親の遺影を見せ合いながら、子供たちが笑顔で言葉を交わしていた。
一月十三日。レインボーハウスで開かれた「今は亡き愛する人を偲(しの)び話しあう会」。あしなが育英会としては七回目、ハウス完成後は四回目になった。
会場のホールに入り、三年前に同じ場所で開かれたしゅん工式を思い起こした。震災から四年たって、ようやく迎えた出発の日だった。幼い遺児の胸に揺れる紅白のリボンが、誇らしげだった。しかし、未知の試みへの緊張と、遺族の悲しみがまじり合ったような空気も、漂っていた。
その時、高校一年の女の子が読んだあいさつ文が心に残っている。

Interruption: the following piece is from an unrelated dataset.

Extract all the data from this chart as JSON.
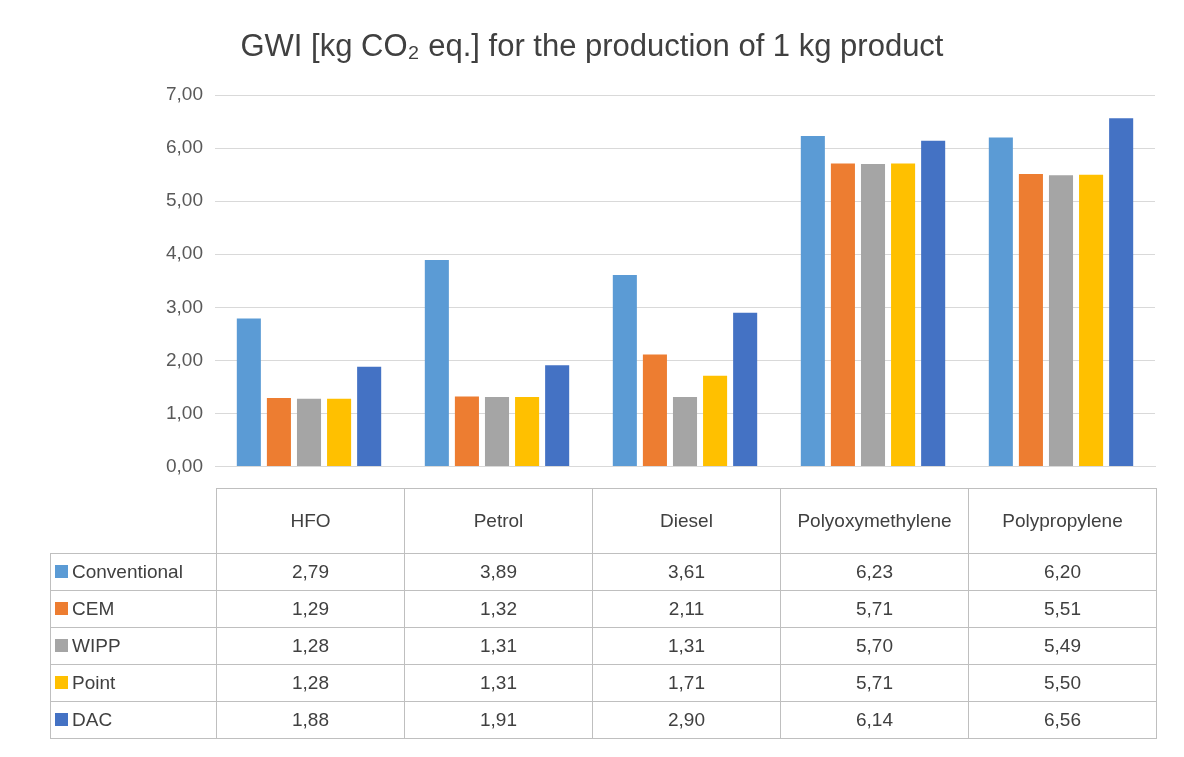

彼女は震災前夜、母親にしかられ、「こんなお母さんいらんわ」と思ったという。その母は翌朝、「布団かぶって、じっとしときや!」と大声で叫んだ後、亡くなった。彼女は、母の死は自分のせいだと思い続けた。そんな重い苦しみを、声を詰まらせながら語っていた。
今年の会に、成長した彼女の姿があった。今は専門学校生。幼い遺児のお姉さん役を立派に果たしていた。将来の夢やハウスの十年後を寄せ書きした時、「今のチビッコがいい年になって、みんなで懐かしい話!? 飲みにでもいきたいなあ」と書いた。そんなふうに未来を描けるようになったのだ、としみじみ感じた。
レインボーハウスが積み重ねた経験は、海外の大地震でも生かされてきた。
一九九九年のコロンビア、トルコ、台湾。昨年のエルサルバドル、インド。震災遺児らが街頭に立ち、現地の遺児のために募金を送った。一昨年には、台湾に同じ名前の「彩虹屋」が誕生した。
職員の樋口和広(36)は昨年から、エイズ遺児が最も多いアフリカ・ウガンダに常駐し、ケア拠点づくりを進める。
一昨年からは年一回、各国の遺児がハウスに集まり、「国際的な遺児の連帯をすすめる交流会」も始まっている。
そして今、あらゆる遺児が集う国内のセンターとして計画されているのが、「東京レインボーハウス」(仮称)だ。「二〇〇四年度には完成させたい」と、あしなが育英会会長、玉井義臣(66)。神戸のハウスも、〇二年度以降、震災以外の遺児に開放される。
震災から七年。今も、亡き親の話に触れられない子がいる。レインボーハウスに来られない多くの遺児もいる。
そんな仲間に呼びかけるように、今年の会では、震災で両親を失った短大生が一編の詩を読んだ。
「夢であったらいいのにと 何度も思った/死にたい 逃げたいと思う/毎日つまらない
そんな時 春風が吹いた あたたかく/氷を溶かしてくれる(略)
勇気を 希望を 笑顔を/決してあきらめない強い心をもらった…」
震災の時は小学生だった。たくさんの優しさを受け止め、ここまで歩んできた。はじけるような笑顔がどこまでもまぶしかった。(敬称略)
(記事・磯辺康子)
=おわり=
メモ
<虹のかけはしさん>
年間約1億円かかるレインボーハウスの運営を、継続して支える寄付者。随時募集しており、名前はハウス玄関の銘板に刻まれる。育英会はこのほか、海外の遺児支援、東京レインボーハウス建設の募金なども行っている。